Hiring is a science and an art if you approach the process properly. Here are 9 common mistakes made by large and small companies, and how you can avoid them.
JOB DESCRIPTIONS: Poorly written job descriptions will yield poor results. “Poorly written” could be defined as grammatical errors and misspellings, but I am referring to generic job descriptions or unspecific, misleading job descriptions. Investing time in the writing of accurate, unique job descriptions will help job-seekers determine if they are a job fit for the position.
INTERVIEW TEAM: Depending on your industry, the interview process will vary. Just remember: if the team of employees interviewing the candidates are not on the same page, the candidate will know, and you could lose the right candidate. Take time to prepare for the interviewing process as a team. This will keep everyone on the same page and ensure that necessary topics are discussed.
BAD BEHAVIOR: The interviewer must be on best behavior. The candidate’s time is important too. Don’t expect a highly qualified professional to wait an exorbitant amount of time for you–especially if they arrive early. The interviewer should be conscious not to: speak poorly of the company or other employees; take personal or professional calls during the interview; or multi-task in any fashion while conducting the interview. It is also important to dress appropriately for the interview and please, for the love of Human Resources, don’t eat lunch while interviewing potential employees.
FOLLOWING UP: It’s simple. If you are not following up with candidates, you are getting a bad reputation in the world of job-seekers. Applicant Tracking Systems like HireCentric make it easy to send a customized email to applicants that thanks them for their interest and lets them know if the position is a good fit for them.
RESPECT: Another simple thing that can easily be forgotten by interviewers is to respect others. Repeating the same questions can be monotonous, a particular trait of the candidate could be one of your personal pet peeves, or perhaps you just have stress in your personal–none of that gives you the right to look down on candidates. Don’t treat candidates poorly. You will likely be interviewing some time again in your professional life, so remember the Golden Rule.
COMMUNICATION: During the pre-employment screening process, you may find yourself engaged in conversations via phone, email, or face-to-face. Use these opportunities to assess the candidate’s communication skills. You will likely discover how this person would fit your company culture–before the final hiring stage. Ignoring communication skills, or lack thereof, can be detrimental to your current work environment.

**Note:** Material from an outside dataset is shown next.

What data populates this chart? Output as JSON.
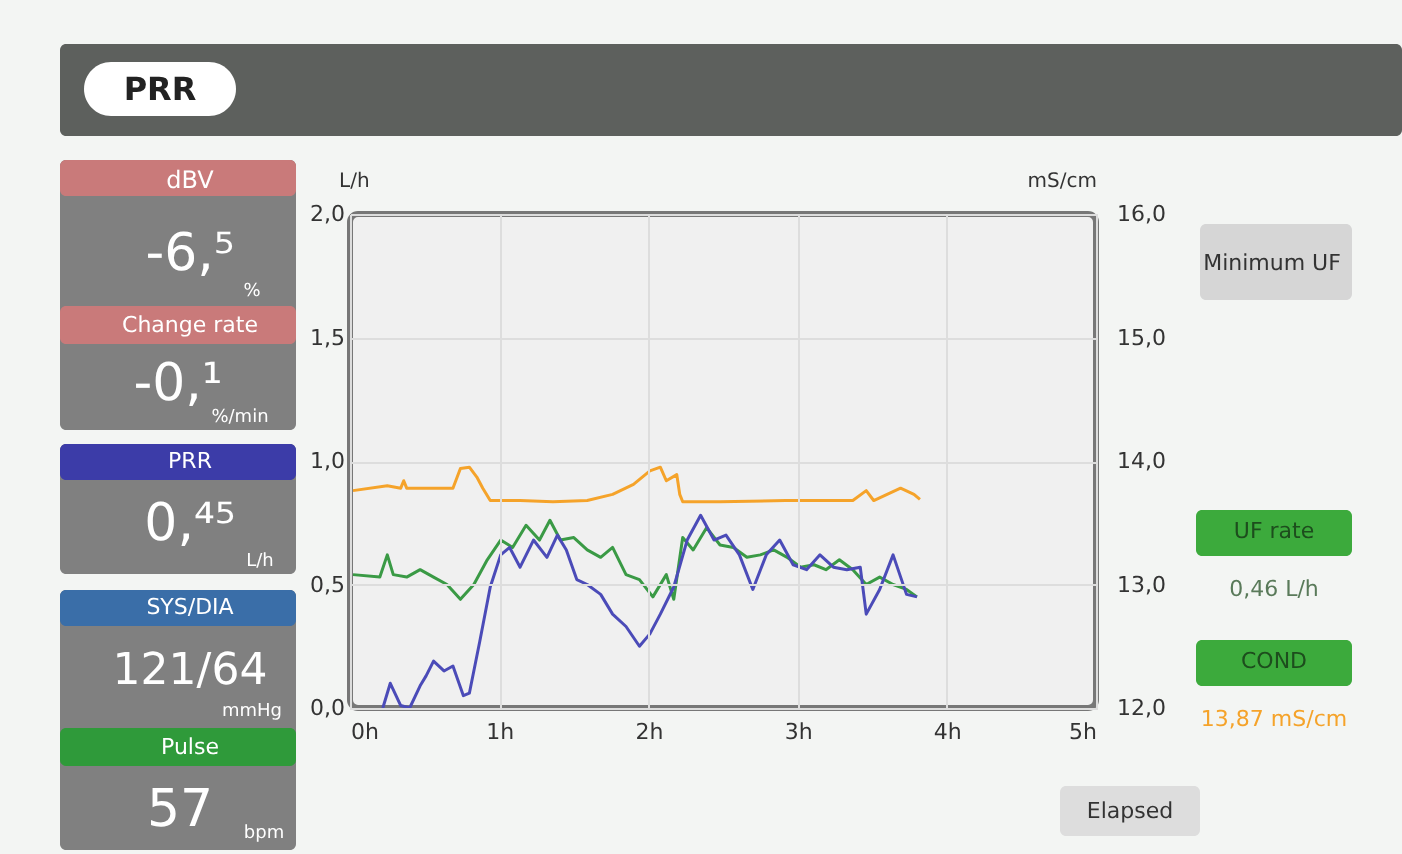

IGNORING WARNING SIGNS: Similar to ignoring queues on communication skills, ignoring a candidate’s negative tone or personality traits can ruin your work environment. During the prescreening process, you should take notes on personality traits that will enhance or spoil your current environment. A candidate with less education and experience may be a better fit than an experienced “Mr. Negativity”. Job-shadowing in the final stage can also help to ensure that you hire the right person.
REFERENCES: Not checking references may be a time-saver today, but it could prove to be a costly mistake. Checking references will verify the dates of employment and daily tasks indicated by the candidate on their resume. Getting insight on work ethic, weaknesses, and attendance can also be helpful when making a final decision between a few, seemingly great, candidates. References that don’t say much versus a reference that raves over a past employee can be a tell-tale sign of who you want on your team.
SKILLS TESTING: Making good hiring decisions is all about having the best data. From cognitive and skills-based assessments to behavioral and interest-based evaluations, hiring managers can gather enough data to get a strong sense of an applicant before they even meet for an interview. Applicants fill out these assessments on their own, and the software automatically scores and evaluates the assessments, providing an in-depth picture of every candidate without adding any work on the shoulders of hiring staff. Assessments can be administered as part of the application process to serve as an early round of evaluation. This can help flag potential employees who may be a poor fit and identify “good fit” candidates based on criteria not typically gathered through a traditional application.